Setting up the environment

The project uses uv as a package manager. Follow the installation instructions to make uv available on your machine.

Build documentation

To build and serve the documentation locally, run the following command in your terminal:

uv run --group docs mkdocs serve

Once the server is up, the documentation will be available at http://127.0.0.1:8000/.

Linting and testing

This repository contains a pre-commit configuration. To ensure that changes conform to the rules, run uv run pre-commit run --all-files after staging your changes. To run the project's test suite, you can use the uv run pytest command.

A simple example

Change to the project's directory, and start an mlflow server in a terminal:

uv run mlflow server --host 127.0.0.1 --port 5000

Then, proceed to train a simple classifier by doing the following:

MLFLOW_TRACKING_URI=http://127.0.0.1:5000 PYTHONPATH=src uv run python scripts/run_train_classifier.py

In a different terminal, start the FastAPI app:

MLFLOW_TRACKING_URI=http://127.0.0.1:5000 uv run --group deploy uvicorn --reload hr_assistant.main:app

You can make a simple request to the app by running the following Python script:

python scripts/run_simple_request.py

Or, to fire off a batch of inference requests at once, run:

python scripts/fill_record_db.py

Docker Compose deployment

The deploy/compose.local.yml Docker Compose stack comprises the following base components:

  • Minio for block storage
  • MLflow for experiment tracking & model registry
    • Accessible at http://localhost:50000 (non-standard port to prevent clashes with macOS AirDrop and Colima)
    • Prometheus metrics exposed at /metrics
  • lakeFS data lake, backed by MinIO

The serve profile of the Docker Compose stack deploys the ML model inference server, main application, and monitoring components:

  • FastAPI application:
    • Accessible at http://localhost:8001, OpenAPI docs
    • Automatic watch for changes with hot reloading (needs Docker Compose --watch/-w flag)
    • Calls inference server REST endpoint in Docker Compose
    • Prometheus metrics endpoint at /metrics
  • MLServer-based inference server (with a custom Docker container containing the inference-time dependencies), model fetched from MLflow model registry
    • OIP REST/gRPC endpoints at port 8080/8081
    • Prometheus metrics endpoint at port 8082
  • Prometheus & Grafana for monitoring
    • Automatic discovery of Prometheus scrape targets based on prometheus. labels on containers
    • Grafana: http://localhost:3001, credentials admin/admin
    • Predefined Grafana dashboards for MLflow, the FastAPI app, and the inference server

The dagster profile contains the following:

  • Dagster Daemon and Webserver, based on a common base image (deploy/dagster/Dockerfile)
  • The user code location image, containing the assets, and used to launch executions (see deploy/dagster/Dockerfile.salary_prediction)

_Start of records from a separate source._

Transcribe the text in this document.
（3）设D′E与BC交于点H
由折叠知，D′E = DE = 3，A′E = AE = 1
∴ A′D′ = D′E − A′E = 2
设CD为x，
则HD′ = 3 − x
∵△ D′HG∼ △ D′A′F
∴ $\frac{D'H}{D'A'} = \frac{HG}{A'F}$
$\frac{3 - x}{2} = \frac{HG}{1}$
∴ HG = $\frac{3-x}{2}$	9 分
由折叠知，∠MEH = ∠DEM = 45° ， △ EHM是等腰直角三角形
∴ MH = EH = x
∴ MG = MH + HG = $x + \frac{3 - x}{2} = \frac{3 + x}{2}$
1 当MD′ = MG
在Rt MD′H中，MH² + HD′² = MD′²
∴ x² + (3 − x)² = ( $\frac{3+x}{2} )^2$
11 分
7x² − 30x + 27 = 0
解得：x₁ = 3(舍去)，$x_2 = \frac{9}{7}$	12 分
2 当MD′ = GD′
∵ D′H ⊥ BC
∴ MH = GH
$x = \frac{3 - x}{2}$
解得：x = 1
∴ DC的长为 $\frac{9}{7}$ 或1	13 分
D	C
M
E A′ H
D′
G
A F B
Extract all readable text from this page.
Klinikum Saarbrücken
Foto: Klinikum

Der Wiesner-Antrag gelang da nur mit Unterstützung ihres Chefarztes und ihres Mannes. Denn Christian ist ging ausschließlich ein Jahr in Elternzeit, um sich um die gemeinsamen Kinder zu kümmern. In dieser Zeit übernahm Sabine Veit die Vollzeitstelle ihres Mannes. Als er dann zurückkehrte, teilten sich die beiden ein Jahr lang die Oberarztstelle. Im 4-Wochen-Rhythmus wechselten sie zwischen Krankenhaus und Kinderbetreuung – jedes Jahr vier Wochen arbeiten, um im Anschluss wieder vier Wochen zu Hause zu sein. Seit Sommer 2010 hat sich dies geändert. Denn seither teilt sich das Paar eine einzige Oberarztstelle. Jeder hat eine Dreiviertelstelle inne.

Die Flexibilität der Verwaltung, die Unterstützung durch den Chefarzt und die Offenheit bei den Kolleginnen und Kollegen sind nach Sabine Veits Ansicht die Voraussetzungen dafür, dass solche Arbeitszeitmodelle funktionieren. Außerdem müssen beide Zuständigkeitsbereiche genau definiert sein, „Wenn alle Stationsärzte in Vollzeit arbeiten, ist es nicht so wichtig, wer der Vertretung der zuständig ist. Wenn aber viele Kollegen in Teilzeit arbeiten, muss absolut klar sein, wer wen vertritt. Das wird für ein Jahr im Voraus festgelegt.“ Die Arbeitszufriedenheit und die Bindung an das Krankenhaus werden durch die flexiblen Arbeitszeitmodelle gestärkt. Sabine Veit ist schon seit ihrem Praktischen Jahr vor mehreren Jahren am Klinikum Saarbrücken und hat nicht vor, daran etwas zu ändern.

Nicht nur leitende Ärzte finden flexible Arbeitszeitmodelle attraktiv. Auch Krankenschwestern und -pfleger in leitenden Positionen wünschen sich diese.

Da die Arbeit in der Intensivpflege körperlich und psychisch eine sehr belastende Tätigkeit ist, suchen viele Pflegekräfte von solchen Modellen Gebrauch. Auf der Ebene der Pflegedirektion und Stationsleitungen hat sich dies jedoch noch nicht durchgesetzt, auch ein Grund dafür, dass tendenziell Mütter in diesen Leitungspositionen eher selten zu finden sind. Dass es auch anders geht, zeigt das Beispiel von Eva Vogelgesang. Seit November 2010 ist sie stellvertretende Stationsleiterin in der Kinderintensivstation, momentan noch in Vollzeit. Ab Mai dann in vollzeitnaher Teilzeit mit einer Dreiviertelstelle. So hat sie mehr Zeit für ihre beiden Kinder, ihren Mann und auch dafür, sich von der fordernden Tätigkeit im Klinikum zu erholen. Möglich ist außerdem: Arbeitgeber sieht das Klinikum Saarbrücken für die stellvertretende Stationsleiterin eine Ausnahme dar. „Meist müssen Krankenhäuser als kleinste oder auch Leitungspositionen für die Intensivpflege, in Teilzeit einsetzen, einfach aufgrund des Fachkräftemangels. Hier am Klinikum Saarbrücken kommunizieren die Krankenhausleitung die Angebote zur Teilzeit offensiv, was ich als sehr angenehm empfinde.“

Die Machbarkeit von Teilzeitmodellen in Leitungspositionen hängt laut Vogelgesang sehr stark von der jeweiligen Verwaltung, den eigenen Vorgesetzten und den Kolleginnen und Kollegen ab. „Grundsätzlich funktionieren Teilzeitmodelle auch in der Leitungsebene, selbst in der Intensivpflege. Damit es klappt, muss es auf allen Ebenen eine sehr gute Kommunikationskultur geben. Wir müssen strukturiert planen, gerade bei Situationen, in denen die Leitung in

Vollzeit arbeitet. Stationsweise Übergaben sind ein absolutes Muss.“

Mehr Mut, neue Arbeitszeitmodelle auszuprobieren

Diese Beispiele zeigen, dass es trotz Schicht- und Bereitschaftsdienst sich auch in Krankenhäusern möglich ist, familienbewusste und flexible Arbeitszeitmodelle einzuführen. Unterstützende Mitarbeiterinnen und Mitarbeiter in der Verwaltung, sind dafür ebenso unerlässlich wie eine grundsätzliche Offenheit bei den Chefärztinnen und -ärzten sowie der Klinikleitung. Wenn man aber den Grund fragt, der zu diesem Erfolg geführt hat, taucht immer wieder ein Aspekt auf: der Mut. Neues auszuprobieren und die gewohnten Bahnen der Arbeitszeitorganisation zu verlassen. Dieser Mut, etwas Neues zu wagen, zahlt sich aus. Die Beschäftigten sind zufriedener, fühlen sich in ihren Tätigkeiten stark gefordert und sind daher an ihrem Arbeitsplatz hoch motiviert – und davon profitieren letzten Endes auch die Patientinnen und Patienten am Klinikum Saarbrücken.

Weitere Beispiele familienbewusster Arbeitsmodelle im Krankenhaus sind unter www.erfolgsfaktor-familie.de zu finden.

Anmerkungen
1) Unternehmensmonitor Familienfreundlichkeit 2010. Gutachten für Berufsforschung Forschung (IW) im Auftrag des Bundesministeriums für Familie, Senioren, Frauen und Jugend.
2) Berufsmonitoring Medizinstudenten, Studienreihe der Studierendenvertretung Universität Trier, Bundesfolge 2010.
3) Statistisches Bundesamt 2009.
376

In order to train a model, start the basic stack using:

docker compose -f deploy/compose.local.yml up

You can then log your MLflow experiments/models to MLflow (http://localhost:50000).

The model service needs a registered version of the salary-predictor model in the MLflow registry to start. The model to be loaded can be customized through the MLSERVER_MODEL_URI environment variable (defaults to models:/salary-predictor/latest).

The FastAPI application containing the demo for the use case is exposed at http://localhost:8001.

In order to start the serving parts of the Docker Compose stack, specify the serve profile:

docker compose -f deploy/compose.local.yml --profile serve up -w

Caveats when running on Colima

Colima needs to be started with the --network-address switch to allow the model container to reach the MLflow server on the host. To do this, run colima start <options> --network-address.

Acknowledgment

The Bavarian AI Act Accelerator is a two-year project funded by the Bavarian State Ministry of Digital Affairs to support SMEs, start-ups, and the public sector in Bavaria in complying with the EU AI Act. Under the leadership of the appliedAI Institute for Europe and in collaboration with Ludwig Maximilian University, the Technical University of Munich, and the Technical University of Nuremberg, training, resources, and events are being offered. The project objectives include reducing compliance costs, shortening the time to compliance, and strengthening AI innovation. To achieve these objectives, the project is divided into five work packages: project management, research, education, tools and infrastructure, and community.